Например, была одна девочка из Донецка (район Петровки, где были жесткие обстрелы) очень много времени провела в бомбоубежище. Родители в 2016 году впервые отпустили ее в детский лагерь на мирной территории. Когда начался дождь и прогремел гром, она залезла под кровать и спряталась. Потому что такие звуки связывала только с войной. Дети вокруг начали смеяться над ней. Ребенок позвонил домой и потребовал в тот же день забрать его из лагеря.
Следовательно, нужно готовиться к таким ситуациям, чтобы дети получили как можно меньше дополнительных травм. Надо очень бережно к ним относиться. И сейчас, на восьмом году войны, до сих пор нет общего алгоритма, который помогал бы детям и внутренне перемещенным лицам, преодолеть эту травму войны.
К сожалению, были и такие семьи, которые возвращались назад, хотя ситуация в их родных городах только обострялась. Возвращались вместе с детьми — в свои дома. Потому что на новом месте не было ни жилья, ни работы, ни необходимых вещей. Ничего для жизни.
Тревожный чемоданчик
Вообще, подготовиться к войне, к определенному моменту, когда все начнется, невозможно. Но точно нужно сложить «тревожный чемоданчик». Что там должно быть?
Туда нужно положить все ваши документы: паспорта, идентификационные коды, документы на автомобиль, кредитные договоры и т.д. Вот я, например, когда убегала из дома от войны, забыла взять свои университетские дипломы. И когда они мне понадобились, пришлось их доставать.
Если речь идет о детях, то нужно знать, что справка ребенка, пострадавшего в результате боевых действий, предоставляется при наличии документов, подтверждающих, что ребенок действительно находился на той территории, когда там происходили боевые действия. В случае моей дочери таким документом стал ее школьный табель за учебный год, выданный 26 мая 2014 года.
Дальше. Медицинские документы: карта, снимки, все, что у вас есть. Это очень важно.
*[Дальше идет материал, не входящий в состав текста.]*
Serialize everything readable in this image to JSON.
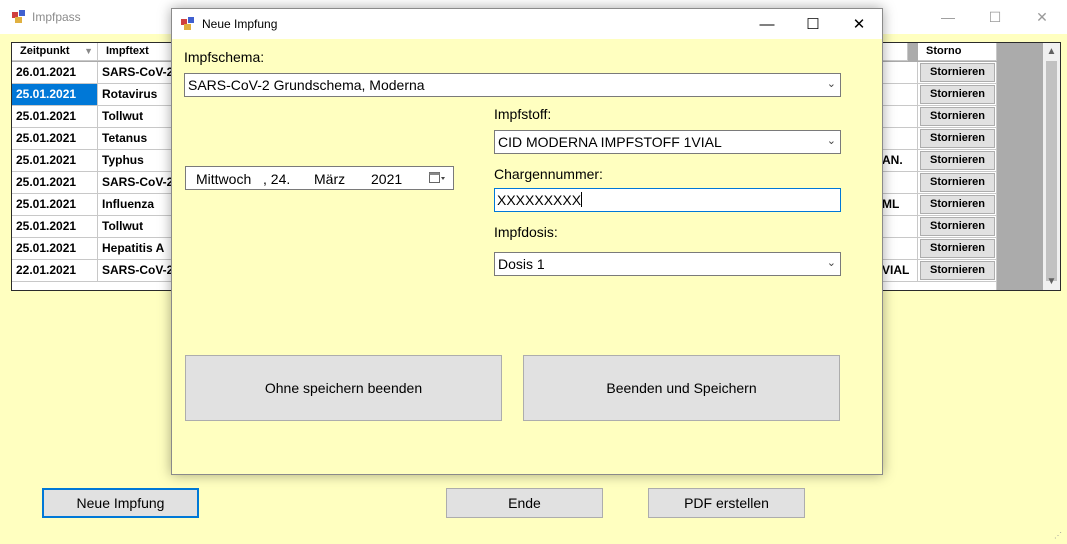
{
  "parent": {
    "title": "Impfpass",
    "columns": {
      "zeitpunkt": "Zeitpunkt",
      "impftext": "Impftext",
      "storno": "Storno"
    },
    "rows": [
      {
        "date": "26.01.2021",
        "text": "SARS-CoV-2",
        "right": "",
        "storno": "Stornieren"
      },
      {
        "date": "25.01.2021",
        "text": "Rotavirus",
        "right": "",
        "storno": "Stornieren"
      },
      {
        "date": "25.01.2021",
        "text": "Tollwut",
        "right": "",
        "storno": "Stornieren"
      },
      {
        "date": "25.01.2021",
        "text": "Tetanus",
        "right": "",
        "storno": "Stornieren"
      },
      {
        "date": "25.01.2021",
        "text": "Typhus",
        "right": "AN.",
        "storno": "Stornieren"
      },
      {
        "date": "25.01.2021",
        "text": "SARS-CoV-2",
        "right": "",
        "storno": "Stornieren"
      },
      {
        "date": "25.01.2021",
        "text": "Influenza",
        "right": "ML",
        "storno": "Stornieren"
      },
      {
        "date": "25.01.2021",
        "text": "Tollwut",
        "right": "",
        "storno": "Stornieren"
      },
      {
        "date": "25.01.2021",
        "text": "Hepatitis A",
        "right": "",
        "storno": "Stornieren"
      },
      {
        "date": "22.01.2021",
        "text": "SARS-CoV-2",
        "right": "VIAL",
        "storno": "Stornieren"
      }
    ],
    "buttons": {
      "neue": "Neue Impfung",
      "ende": "Ende",
      "pdf": "PDF erstellen"
    }
  },
  "dialog": {
    "title": "Neue Impfung",
    "impfschema_label": "Impfschema:",
    "impfschema_value": "SARS-CoV-2 Grundschema, Moderna",
    "impfstoff_label": "Impfstoff:",
    "impfstoff_value": "CID MODERNA IMPFSTOFF 1VIAL",
    "charge_label": "Chargennummer:",
    "charge_value": "XXXXXXXXX",
    "dosis_label": "Impfdosis:",
    "dosis_value": "Dosis 1",
    "date": {
      "weekday": "Mittwoch",
      "day": ", 24.",
      "month": "März",
      "year": "2021"
    },
    "btn_cancel": "Ohne speichern beenden",
    "btn_save": "Beenden und  Speichern"
  },
  "icons": {
    "app": "app-icon",
    "calendar": "calendar-icon",
    "chevron": "chevron-down-icon"
  }
}
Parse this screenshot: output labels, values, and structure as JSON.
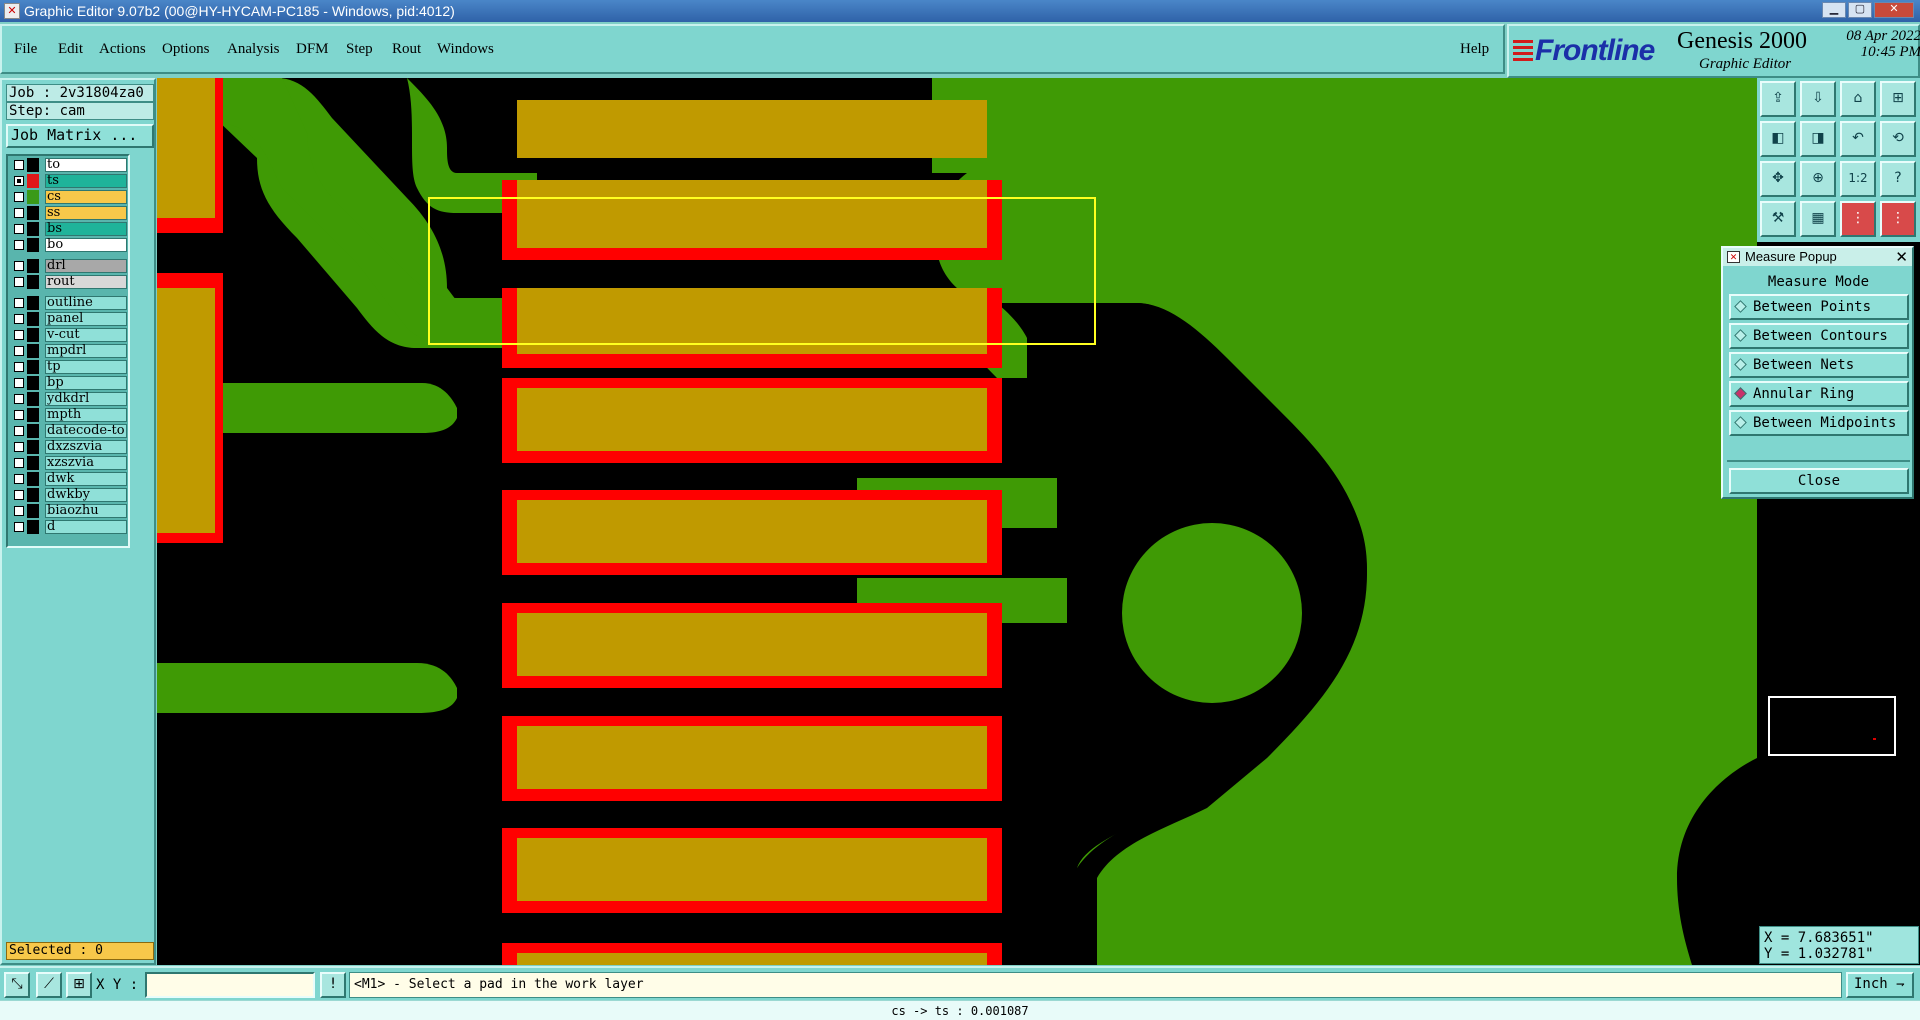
{
  "window": {
    "title": "Graphic Editor 9.07b2 (00@HY-HYCAM-PC185 - Windows, pid:4012)"
  },
  "menu": {
    "items": [
      "File",
      "Edit",
      "Actions",
      "Options",
      "Analysis",
      "DFM",
      "Step",
      "Rout",
      "Windows"
    ],
    "help": "Help"
  },
  "brand": {
    "logo": "Frontline",
    "product": "Genesis 2000",
    "subtitle": "Graphic Editor",
    "date": "08 Apr 2022",
    "time": "10:45 PM"
  },
  "job": {
    "job_label": "Job : 2v31804za0",
    "step_label": "Step: cam",
    "matrix_button": "Job Matrix ..."
  },
  "layers": [
    {
      "name": "to",
      "color": "#ffffff",
      "swatch": "#000000",
      "checked": false
    },
    {
      "name": "ts",
      "color": "#1fb39a",
      "swatch": "#e01818",
      "checked": true,
      "work": true
    },
    {
      "name": "cs",
      "color": "#f7c84a",
      "swatch": "#3a9a18",
      "checked": false
    },
    {
      "name": "ss",
      "color": "#f7c84a",
      "swatch": "#000000",
      "checked": false
    },
    {
      "name": "bs",
      "color": "#1fb39a",
      "swatch": "#000000",
      "checked": false
    },
    {
      "name": "bo",
      "color": "#ffffff",
      "swatch": "#000000",
      "checked": false
    },
    {
      "name": "drl",
      "color": "#a8a8a8",
      "swatch": "#000000",
      "checked": false
    },
    {
      "name": "rout",
      "color": "#d8d8d8",
      "swatch": "#000000",
      "checked": false
    },
    {
      "name": "outline",
      "color": "#8fe0d8",
      "swatch": "#000000",
      "checked": false
    },
    {
      "name": "panel",
      "color": "#8fe0d8",
      "swatch": "#000000",
      "checked": false
    },
    {
      "name": "v-cut",
      "color": "#8fe0d8",
      "swatch": "#000000",
      "checked": false
    },
    {
      "name": "mpdrl",
      "color": "#8fe0d8",
      "swatch": "#000000",
      "checked": false
    },
    {
      "name": "tp",
      "color": "#8fe0d8",
      "swatch": "#000000",
      "checked": false
    },
    {
      "name": "bp",
      "color": "#8fe0d8",
      "swatch": "#000000",
      "checked": false
    },
    {
      "name": "ydkdrl",
      "color": "#8fe0d8",
      "swatch": "#000000",
      "checked": false
    },
    {
      "name": "mpth",
      "color": "#8fe0d8",
      "swatch": "#000000",
      "checked": false
    },
    {
      "name": "datecode-to",
      "color": "#8fe0d8",
      "swatch": "#000000",
      "checked": false
    },
    {
      "name": "dxzszvia",
      "color": "#8fe0d8",
      "swatch": "#000000",
      "checked": false
    },
    {
      "name": "xzszvia",
      "color": "#8fe0d8",
      "swatch": "#000000",
      "checked": false
    },
    {
      "name": "dwk",
      "color": "#8fe0d8",
      "swatch": "#000000",
      "checked": false
    },
    {
      "name": "dwkby",
      "color": "#8fe0d8",
      "swatch": "#000000",
      "checked": false
    },
    {
      "name": "biaozhu",
      "color": "#8fe0d8",
      "swatch": "#000000",
      "checked": false
    },
    {
      "name": "d",
      "color": "#8fe0d8",
      "swatch": "#000000",
      "checked": false
    }
  ],
  "selected": "Selected : 0",
  "measure_popup": {
    "title": "Measure Popup",
    "mode_title": "Measure Mode",
    "options": [
      {
        "label": "Between Points",
        "selected": false
      },
      {
        "label": "Between Contours",
        "selected": false
      },
      {
        "label": "Between Nets",
        "selected": false
      },
      {
        "label": "Annular Ring",
        "selected": true
      },
      {
        "label": "Between Midpoints",
        "selected": false
      }
    ],
    "close": "Close"
  },
  "coords": {
    "x": "X = 7.683651\"",
    "y": "Y = 1.032781\""
  },
  "bottom": {
    "xy_label": "X Y :",
    "xy_value": "",
    "prompt": "<M1> - Select a pad in the work layer",
    "units": "Inch"
  },
  "status_line": "cs -> ts : 0.001087",
  "colors": {
    "canvas_bg": "#000000",
    "copper": "#3f9a05",
    "pad": "#c09a00",
    "mask": "#ff0000",
    "highlight": "#ffff20",
    "panel_bg": "#7fd6cf"
  },
  "icons": [
    "zoom-home-icon",
    "zoom-fit-icon",
    "pan-icon",
    "measure-icon",
    "ruler-icon",
    "grid-icon",
    "snap-icon",
    "help-icon"
  ]
}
Бывают случаи, когда нужно, например, подтвердить необходимость получения рецептурных препаратов.
Кроме того, нужно иметь запас необходимых медикаментов, успокаивающее, сухой паек, воду, паэурбанки, удлинитель, — список можно найти в открытых источниках.
Также я советую уточнить контакты международных и украинских организаций, которые будут заниматься эвакуацией и оказанием помощи населению в случае боевых действий; узнать точные адреса и состояние бомбоубежищ, и поинтересоваться, есть ли у местных властей утвержденный план на случай чрезвычайных ситуаций.